DGCは、双方がベスト・プラクティスを共有し、民主主義の回復力、良い統治、民主的制度を促進・強化するために協力する機会となる。
●合衆国と韓国の間で、若い環境リーダーの双方向の交流を開始する。
合衆国大使館はワシントンの韓国大使館と提携し、合衆国人参加者の募集とソウルでの交流プログラムの旅程を組み、合衆国大使館は合衆国に行く韓国人参加者をまとめる。
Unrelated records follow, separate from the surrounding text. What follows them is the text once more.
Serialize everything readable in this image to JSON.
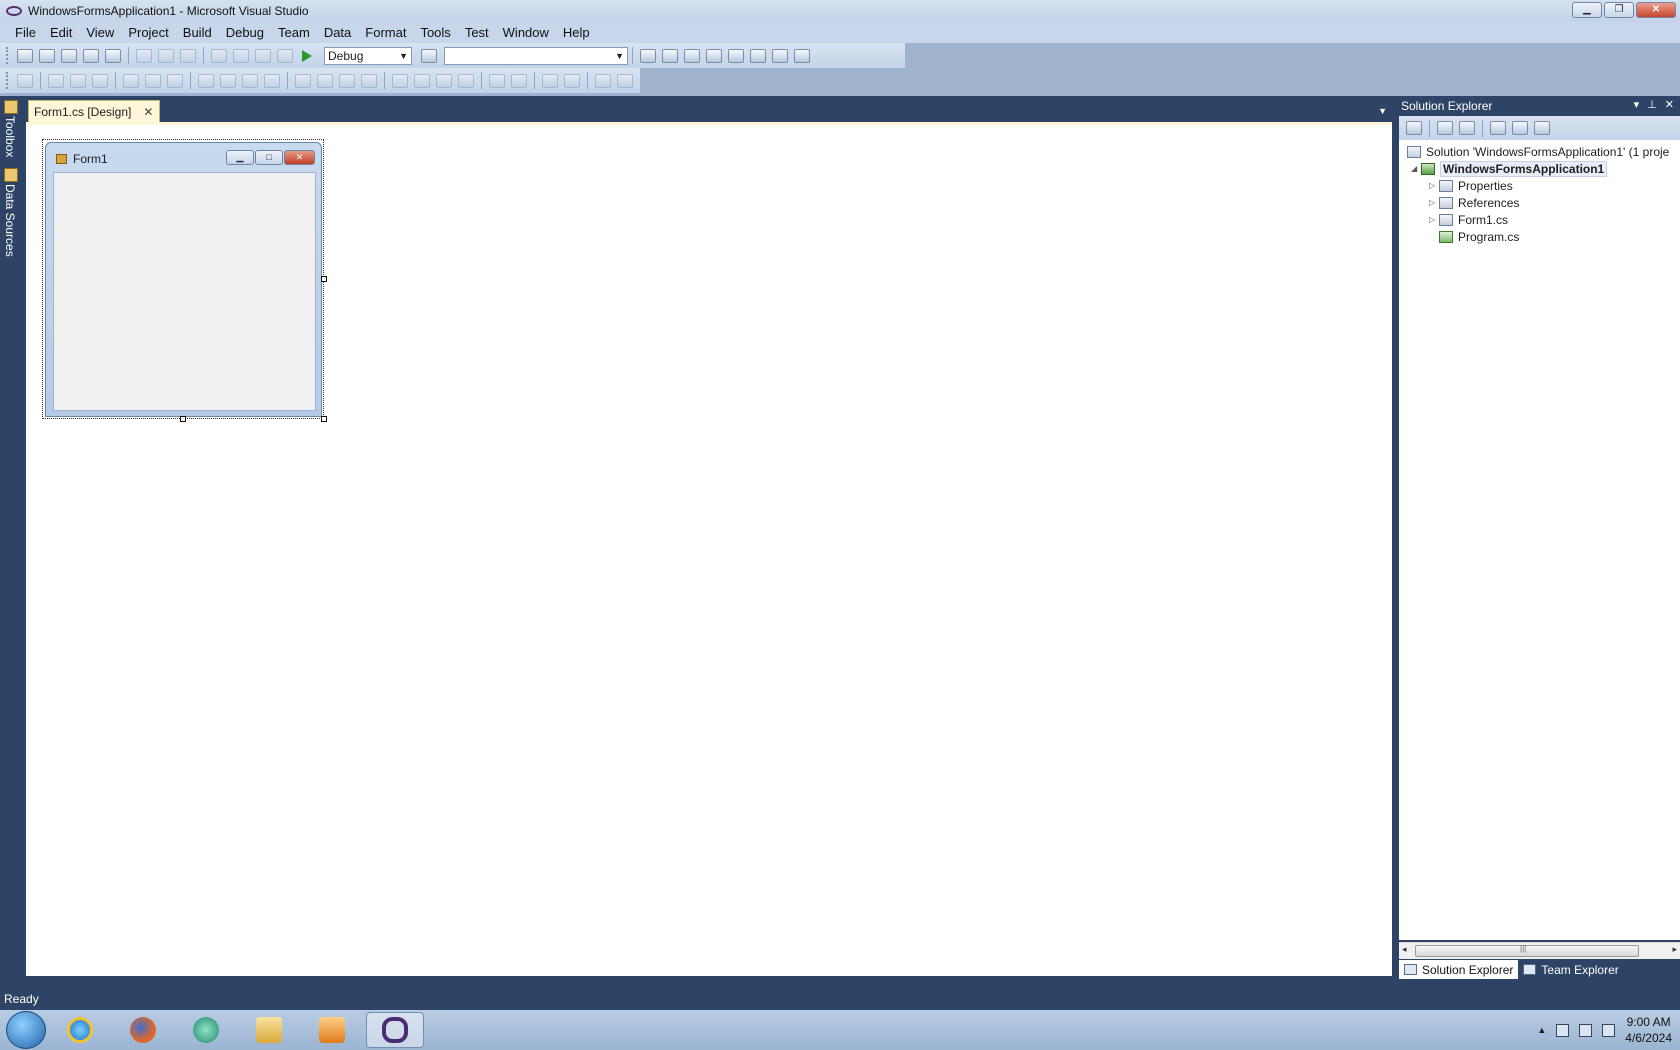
{
  "window": {
    "title": "WindowsFormsApplication1 - Microsoft Visual Studio",
    "minimize": "▁",
    "maximize": "❐",
    "close": "✕"
  },
  "menu": [
    "File",
    "Edit",
    "View",
    "Project",
    "Build",
    "Debug",
    "Team",
    "Data",
    "Format",
    "Tools",
    "Test",
    "Window",
    "Help"
  ],
  "toolbar": {
    "config": "Debug",
    "platform": "",
    "combo_arrow": "▼"
  },
  "sidebar": {
    "toolbox": "Toolbox",
    "data_sources": "Data Sources"
  },
  "document": {
    "tab_label": "Form1.cs [Design]",
    "tab_close": "✕",
    "dropdown": "▼"
  },
  "form_preview": {
    "title": "Form1",
    "minimize": "▁",
    "maximize": "□",
    "close": "✕"
  },
  "solution_explorer": {
    "title": "Solution Explorer",
    "head_buttons": [
      "▾",
      "⊥",
      "✕"
    ],
    "tree": [
      {
        "label": "Solution 'WindowsFormsApplication1' (1 proje",
        "arrow": ""
      },
      {
        "label": "WindowsFormsApplication1",
        "arrow": "◢"
      },
      {
        "label": "Properties",
        "arrow": "▷"
      },
      {
        "label": "References",
        "arrow": "▷"
      },
      {
        "label": "Form1.cs",
        "arrow": "▷"
      },
      {
        "label": "Program.cs",
        "arrow": ""
      }
    ],
    "scroll_left": "◂",
    "scroll_right": "▸",
    "scroll_grip": "|||",
    "tabs": [
      "Solution Explorer",
      "Team Explorer"
    ]
  },
  "status": {
    "text": "Ready"
  },
  "taskbar": {
    "clock_time": "9:00 AM",
    "clock_date": "4/6/2024",
    "apps": [
      "internet-explorer",
      "firefox",
      "chat-app",
      "file-explorer",
      "media-player",
      "visual-studio"
    ],
    "tray_arrow": "▲"
  }
}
双方から10名ずつの参加者を想定しているが、必要に応じて拡大することも可能である。
●ドメスティック・バイオレンスとサイバー搾取に関する官民ワーキンググループを設立し、両国のオンラインおよびオフラインでの女性の虐待をなくすことを目指す。
このワーキンググループは、
1)サイバー搾取に対処するための原則声明を作成する
2)ドメスティック・バイオレンスとサイバー搾取に関する法律について両国政府間の対話を開始する
3)ドメスティック・バイオレンスとサイバー搾取に関する二国間の法執行機関の対話を確立し、国内および国境を越えた協力を奨励する
4)ドメスティック・バイオレンスとサイバー搾取の根本原因に対処するための教育プログラムを設計する
などを行う。
●両国の大学院生の交流プログラムを拡大し、科学技術や情報通信技術の分野における専門家の育成と交流を促進する。
●合衆国国際開発庁(USAID)と韓国国際協力機構(Korea International Cooperation Agency)の東南アジアにおけるASEAN中心主義の推進と新たな開発協力を進め、公衆衛生協力の強化、接続性に関する協力の拡大、デジタル能力の構築、サイバーセキュリティの強化、増大する気候の脅威と脆弱性に対処するための都市の回復力の強化、固形廃棄物管理の改善と海洋プラスチック汚染の影響の緩和を図る。
●技術・職業教育訓練の発展に共同で貢献する機会をさらに探り、「ヤング東南アジアリーダーズイニシアティブ」などの合衆国の青少年指導者育成プログラムと韓国のASEAN青少年プロジェクトを連携させることで、協力可能な分野を模索する。
●インド太平洋地域の国々が違法・無報告・無規制(IUU)漁業を根絶するために、IUU対応の能力開発を行い、IUU問題に関する情報を共有することで支援する。
●合衆国国土安全保障省と韓国国土交通省による初の手荷物検査パイロットプログラムを通じ、両国間の相互接続性を高める。
その目的は、トランジットの時間を活用して、合衆国到着前の受託手荷物の審査・判定を行うことで、リソースを最大限に活用し、人と人との接触を制限し、旅行者にとってより効率的なプロセスを実現することにある。
プログラムは、両政府間の深い信頼関係に基づくもので、合衆国の入国地での旅行者の処理時間を短縮しつつ、セキュリティを向上させることを目的とする。
⇒参照・引用元:『ホワイトハウス』公式サイト「FACT SHEET: United States – Republic of Korea Partnership」
メインは、「インド太平洋地域の安全保障について韓国も協力させられる」(クアッド・台湾についての言及こそないものの中国を刺激する内容です)、「ワクチンについての協力」についてですが、「パートナーシップの拡大」の部分には、多岐にわたる協力内容が盛り込まれています。